La Croix d'Atapuerca et puis... la vue sur la fin de l'étape !
A 8 heures du matin passés, je quitte rapidement Atapuerca par le chemin qui monte directement sur la gauche sur une piste puis, beaucoup plus en avant, dans la rocaille. La végétation est de type méditerranéen, mais les arbres, bien que disséminés et aux troncs tourmentés, sont assez denses pour donner une impression de forêt. Au vu des conditions météo, et du vent, je ne force pas l’allure et fais attention à bien mettre un pas devant l’autre. Je suis bien couvert (polaire, bonnet, imperméable, gants) et le dicton qui dit « en avril, ne te découvre pas d’un fil » prend tout son sens sur ce début d’étape qui dépasse les 1 000 mètres d’altitude. Après une heure de marche environ, je dépasse la Cruz (Croix) d’Atapuerca et, sur ce promontoire recommandé (et au point de vue recommandable), je découvre d’un coup la totalité de l’étape. Contrairement à Estella, je ne dirai pas cette fois que je ne devine pas l’arrivée à Burgos, une ville assez étendue mais qui, à plus de dix kilomètres à vol d’oiseau, paraît assez petite dans un environnement finalement assez sauvage.
Début de la descente dans la Sierra de Atapuerca
22 avril 2024
A cette heure-ci, les pèlerins sont déjà passés et tout au plus je m’attends à croiser ceux qui sont partis un peu plus tôt d’Agés, voir ceux qui comme moi, ont choisi de prendre un peu plus leur temps au départ d’une autre auberge d’Atapuerca. Je suis prudent, mais je vais l’être encore plus, bien échaudé par certaines étapes précédentes (Zubiri, Alto del Perdón), dans la descente. Je retrouve la piste plus bas dans la descente, à une bifurcation, et je me dirige vers Villalval. Le village me rappelle un peu Bussunarits en France, avant Saint-Jean-le-Vieux et, comme j’ai perdu de l’altitude, je ne vois plus la perspective de la fin d’étape comme je l’avais vu sur le panorama. Je poursuis mon chemin sur la Carretera Real (la Voie Royale !) en direction de Cardeñuela Riopico. A ce moment-là, je ne ressens pas d’émotion particulière. C’est comme si la vue initiale avait déjà enlevé toute surprise potentielle à cette étape, qui ne s’annonce pas particulièrement longue ni difficile.
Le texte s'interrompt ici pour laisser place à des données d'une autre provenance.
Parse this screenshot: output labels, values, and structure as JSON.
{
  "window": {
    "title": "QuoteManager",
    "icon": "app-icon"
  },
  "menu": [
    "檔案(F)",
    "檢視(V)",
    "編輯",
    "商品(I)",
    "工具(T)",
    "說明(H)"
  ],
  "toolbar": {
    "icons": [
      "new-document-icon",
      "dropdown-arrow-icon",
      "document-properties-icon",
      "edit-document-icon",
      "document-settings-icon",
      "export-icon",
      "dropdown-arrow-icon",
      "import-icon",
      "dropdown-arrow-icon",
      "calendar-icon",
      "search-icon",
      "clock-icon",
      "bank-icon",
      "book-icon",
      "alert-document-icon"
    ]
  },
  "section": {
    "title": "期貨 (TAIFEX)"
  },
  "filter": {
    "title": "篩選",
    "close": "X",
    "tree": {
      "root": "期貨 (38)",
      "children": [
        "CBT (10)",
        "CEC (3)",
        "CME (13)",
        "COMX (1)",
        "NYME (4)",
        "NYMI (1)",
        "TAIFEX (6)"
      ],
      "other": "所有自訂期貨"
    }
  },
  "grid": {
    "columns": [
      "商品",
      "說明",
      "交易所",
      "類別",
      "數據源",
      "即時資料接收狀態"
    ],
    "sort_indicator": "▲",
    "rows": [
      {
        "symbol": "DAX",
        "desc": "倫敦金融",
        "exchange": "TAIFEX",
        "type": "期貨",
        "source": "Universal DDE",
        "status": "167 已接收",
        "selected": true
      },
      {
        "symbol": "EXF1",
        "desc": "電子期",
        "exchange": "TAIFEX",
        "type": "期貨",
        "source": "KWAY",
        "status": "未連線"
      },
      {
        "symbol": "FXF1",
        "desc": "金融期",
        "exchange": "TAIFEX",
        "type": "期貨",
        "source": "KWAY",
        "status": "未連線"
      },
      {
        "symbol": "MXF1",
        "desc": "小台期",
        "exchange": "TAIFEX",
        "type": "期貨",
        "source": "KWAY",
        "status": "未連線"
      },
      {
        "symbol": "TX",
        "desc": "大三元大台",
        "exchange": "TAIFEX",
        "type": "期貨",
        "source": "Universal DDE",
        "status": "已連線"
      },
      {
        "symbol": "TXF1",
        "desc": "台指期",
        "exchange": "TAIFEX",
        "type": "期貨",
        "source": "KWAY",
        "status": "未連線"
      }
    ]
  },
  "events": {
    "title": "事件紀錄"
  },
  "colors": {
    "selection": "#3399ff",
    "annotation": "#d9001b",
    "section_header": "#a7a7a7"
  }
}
Cela tombe bien, après le kilométrage effectué la veille, et je dois conserver des forces pour les étapes de la meseta, qui ne s’annoncent pas plates pour autant.
Avant d’arriver au village, je croise une jeune fille, peut-être encore adolescente, assise sur une chaise au bord de la route. Je me trouve près de l’auberge Vía Minera. Je la vois depuis peut-être cent mètres et, en m’approchant, je comprends qu’elle cherche à vendre quelques objets du type coquille Saint-Jacques au pèlerin mais, les mains dans les poches, bien emmitouflée, je lui souhaite bien du courage et de la patience car, à l’arrêt, elle doit faire face au vent froid qui ne l’épargne probablement pas. Je traverse ensuite le village de Cardeñuela Riopico sans ressenti autre que celui de m’approcher petit à petit de la grande ville. Je le ressens au fur et à mesure des kilomètres. J’atteins ensuite le village d’Orbaneja Riopico, sur la Carretera Cardeñuela (dans la continuité) et je le traverse sans connaître d’autre émotion. Ce jour-là, le Camino est banal, et après m’avoir offert le menu dès le sommet, me fait rentrer dans le quotidien sans histoire d’une banlieue. Cela me conforte dans l’idée de ne rien attendre du Chemin. Celui-ci continue de me faire mais petit à petit, je sais que je me rapproche de la ville. C’est comme si cette étape s’était terminée presque dès le départ, comme si son âme était restée dans les reliefs précédents. La traversée du village est longue, et l’étape commence à s’étirer. Je ne le sais pas encore, mais mes pieds ne vont pas quitter le bitume jusqu’à l’auberge. La route est longue lorsque les points d’intérêt sur le chemin sont faibles, et lorsque les pèlerins ont déserté les lieux. Oh les villages traversés offrent probablement une qualité de vie intéressante, leur style présente tout de même de l’intérêt, mais il n’y a pas d’accroche suffisamment symbolique pour retenir le pèlerin. Burguete était par exemple relativement austère, mais les façades blanches des maisons basques, massives et en pierre, donnaient du cachet et du caractère au village, blotti sur son plateau pyrénéen, plus près de la montagne que de Pampelune. Or là, il n’y a pas là d’intérêt particulier à l’arrêt, pas de Casa de los Deseos, pas de food truck, pas de musicien, pas d’écureuil qui se pavane, pas de petit jardin potager, pas de personne accrochée à l’arbre comme à Espinal. Le chemin s’en allait, il n’était plus une fête, juste un accessoire. Son âme s’évaporait, comme pour me préparer à un retour prochain à mon quotidien.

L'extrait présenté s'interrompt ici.